Chatear, compartir fotos y vídeos o editar el perfil son tareas comunes de cualquier amante de las redes sociales. Pero este fenómeno, sin menospreciar su vertiente privada, va más allá de lo imaginado hasta ahora. Y es que a nadie se le escapa que, hoy en día, cualquier vía es buena si se logra el objetivo máximo: vender. Productos de todo tipo, servicios e incluso políticos, todos han caído a los pies de internet y de sus múltiples posibilidades. Y las redes sociales son sólo la punta del iceberg de un nuevo y delicioso caramelo al que nadie está dispuesto a renunciar.
¿Dónde se puede encontrar una ingente cantidad de información sobre los gustos de determinado segmento de población, sus modos de vida e incluso sus anhelos? Si está en algún sitio, ése es la red.
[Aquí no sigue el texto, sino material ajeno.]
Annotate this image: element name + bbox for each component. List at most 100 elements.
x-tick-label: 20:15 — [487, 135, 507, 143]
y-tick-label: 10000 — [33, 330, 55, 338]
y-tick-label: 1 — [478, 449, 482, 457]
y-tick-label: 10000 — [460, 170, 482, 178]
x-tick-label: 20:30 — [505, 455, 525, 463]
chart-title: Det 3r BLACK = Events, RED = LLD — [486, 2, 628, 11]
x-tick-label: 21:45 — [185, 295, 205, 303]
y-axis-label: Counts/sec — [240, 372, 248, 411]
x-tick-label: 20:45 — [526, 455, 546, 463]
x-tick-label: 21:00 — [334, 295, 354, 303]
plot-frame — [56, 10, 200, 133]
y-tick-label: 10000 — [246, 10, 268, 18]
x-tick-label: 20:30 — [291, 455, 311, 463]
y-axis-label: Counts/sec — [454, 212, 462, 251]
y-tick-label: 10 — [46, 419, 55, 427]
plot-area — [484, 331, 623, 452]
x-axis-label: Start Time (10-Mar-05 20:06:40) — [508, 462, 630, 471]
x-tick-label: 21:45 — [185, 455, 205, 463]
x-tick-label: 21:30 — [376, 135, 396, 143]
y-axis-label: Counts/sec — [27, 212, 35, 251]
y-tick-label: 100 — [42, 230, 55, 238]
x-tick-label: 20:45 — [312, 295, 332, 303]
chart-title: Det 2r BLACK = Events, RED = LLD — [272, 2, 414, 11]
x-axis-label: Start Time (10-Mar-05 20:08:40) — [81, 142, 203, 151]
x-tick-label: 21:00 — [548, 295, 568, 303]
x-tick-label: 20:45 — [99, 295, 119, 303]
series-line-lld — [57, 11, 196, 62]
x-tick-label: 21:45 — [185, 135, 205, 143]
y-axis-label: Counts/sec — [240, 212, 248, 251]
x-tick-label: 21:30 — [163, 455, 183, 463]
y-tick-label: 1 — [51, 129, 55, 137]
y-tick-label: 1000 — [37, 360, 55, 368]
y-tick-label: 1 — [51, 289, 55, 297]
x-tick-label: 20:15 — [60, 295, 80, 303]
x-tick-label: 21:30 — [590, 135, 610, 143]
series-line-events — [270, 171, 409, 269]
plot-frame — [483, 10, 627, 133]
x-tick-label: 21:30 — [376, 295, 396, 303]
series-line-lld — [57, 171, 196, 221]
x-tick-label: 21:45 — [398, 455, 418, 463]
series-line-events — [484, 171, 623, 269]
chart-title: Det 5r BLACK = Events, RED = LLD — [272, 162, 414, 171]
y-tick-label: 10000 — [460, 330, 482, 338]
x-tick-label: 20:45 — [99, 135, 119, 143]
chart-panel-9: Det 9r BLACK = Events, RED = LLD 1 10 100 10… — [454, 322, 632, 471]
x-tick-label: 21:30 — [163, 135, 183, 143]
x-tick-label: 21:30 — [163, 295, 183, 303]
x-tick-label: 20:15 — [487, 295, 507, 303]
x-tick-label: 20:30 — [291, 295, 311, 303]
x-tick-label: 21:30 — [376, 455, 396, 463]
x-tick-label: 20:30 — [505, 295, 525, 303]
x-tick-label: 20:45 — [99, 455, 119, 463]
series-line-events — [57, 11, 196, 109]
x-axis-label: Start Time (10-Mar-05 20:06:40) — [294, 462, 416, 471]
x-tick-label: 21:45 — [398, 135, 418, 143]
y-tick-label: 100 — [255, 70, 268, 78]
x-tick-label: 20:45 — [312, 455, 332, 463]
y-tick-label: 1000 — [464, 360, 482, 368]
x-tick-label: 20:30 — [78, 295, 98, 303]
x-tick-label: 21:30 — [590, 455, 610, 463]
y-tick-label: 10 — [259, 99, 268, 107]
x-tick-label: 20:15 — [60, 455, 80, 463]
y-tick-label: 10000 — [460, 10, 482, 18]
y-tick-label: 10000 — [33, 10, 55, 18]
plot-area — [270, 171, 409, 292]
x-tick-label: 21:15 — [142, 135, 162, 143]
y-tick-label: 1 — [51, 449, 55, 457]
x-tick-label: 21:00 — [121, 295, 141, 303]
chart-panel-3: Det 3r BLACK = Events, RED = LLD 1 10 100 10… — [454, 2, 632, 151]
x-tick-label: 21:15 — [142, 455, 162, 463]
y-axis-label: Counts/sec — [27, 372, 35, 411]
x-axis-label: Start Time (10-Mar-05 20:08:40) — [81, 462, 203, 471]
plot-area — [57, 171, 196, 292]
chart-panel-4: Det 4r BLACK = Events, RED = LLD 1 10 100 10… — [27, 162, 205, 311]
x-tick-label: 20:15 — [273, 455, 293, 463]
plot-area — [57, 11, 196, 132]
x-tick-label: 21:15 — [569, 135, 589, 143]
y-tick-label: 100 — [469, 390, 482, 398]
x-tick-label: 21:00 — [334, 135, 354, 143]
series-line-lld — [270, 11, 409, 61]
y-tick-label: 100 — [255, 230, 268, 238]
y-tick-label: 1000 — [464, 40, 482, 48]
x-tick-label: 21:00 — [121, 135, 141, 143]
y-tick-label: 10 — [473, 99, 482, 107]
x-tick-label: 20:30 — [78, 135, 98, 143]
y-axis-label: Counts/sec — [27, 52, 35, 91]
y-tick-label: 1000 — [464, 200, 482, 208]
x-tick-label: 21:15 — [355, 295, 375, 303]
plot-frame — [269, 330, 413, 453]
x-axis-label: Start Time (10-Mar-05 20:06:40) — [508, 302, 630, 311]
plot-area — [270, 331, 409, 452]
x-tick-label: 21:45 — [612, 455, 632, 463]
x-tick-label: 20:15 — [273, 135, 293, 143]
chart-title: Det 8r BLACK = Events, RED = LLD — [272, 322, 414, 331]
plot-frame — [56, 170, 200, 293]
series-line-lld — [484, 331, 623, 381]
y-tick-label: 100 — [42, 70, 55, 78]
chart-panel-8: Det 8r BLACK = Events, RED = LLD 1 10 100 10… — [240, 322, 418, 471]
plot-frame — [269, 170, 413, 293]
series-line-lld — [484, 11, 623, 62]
Los usuarios tienden a personalizar sus páginas y muchos no ahorran detalles de su entorno inmediato, profesión, opiniones de temas actuales y, en definitiva, dan rienda suelta a lo que les venga por la cabeza. Internet, convertida en voz anónima, se ha revelado como un filón para las empresas, que buscan optimizar sus recursos y dirigirse a un público selecto. María Ortegón, directora de Networking Activo, cree firmemente en las posibilidades de la web para crear negocio. Facebook, Twitter y Myspace son sólo algunas de las redes más conocidas y donde toda firma que se precie ha de aparecer si no quiere ser lo último que puede permitirse: invisible.
El 'networking'
Sin embargo, esta fiebre creciente por las nuevas tecnologías no debe hacer olvidar a los empresarios el contacto personal, el cara a cara, una fuente ineludible de interacción que no ha sido desbancada por ninguna otra. En eso precisamente consiste el 'networking', un trabajo de conciliación entre las relaciones reales y virtuales que da sus frutos y por el que se apuesta de modo creciente, porque «esto no es la sábana», matizó Ortegón, «no somos leones, hablamos con personas y es importante mantener esa comunicación». En este sentido, la experta en las nuevas herramientas ahondó en la formación del 'social media', una figura encargada de captar nuevos clientes y afianzar los ya obtenidos.
En cuanto a defensores y detractores de unas y otras redes, Facebook gana por goleada , Youtube, «todavía desconocida», tiene caminos por explorar según Ortegón y Twitter «ha quitado mucho ruido de los blogs». Los políticos ya lo han comprobado en sus campañas. Nadie está dispuesto a quedarse atrás.
Las empresas tampoco han dejado escapar las posibilidades de participar en una web bidireccional, dinámica e interactiva como es la 2.0.
Una mayor visibilidad, afianzar la relación y contacto con los clientes o potenciales usuarios, mejorar el posicionamiento de marca o gestionar el marketing son las ventajas principales de esta novedosa forma de hacer negocio. Y, ante todo, escuchar lo que se cuece en internet, como apuntaron Rubén Calvo y Guillermo Carvajal, ambos expertos en el entorno virtual y proyectos web, en una charla sobre la web 2.0 en la empresa: «Un cliente insatisfecho es un cliente que no vuelve».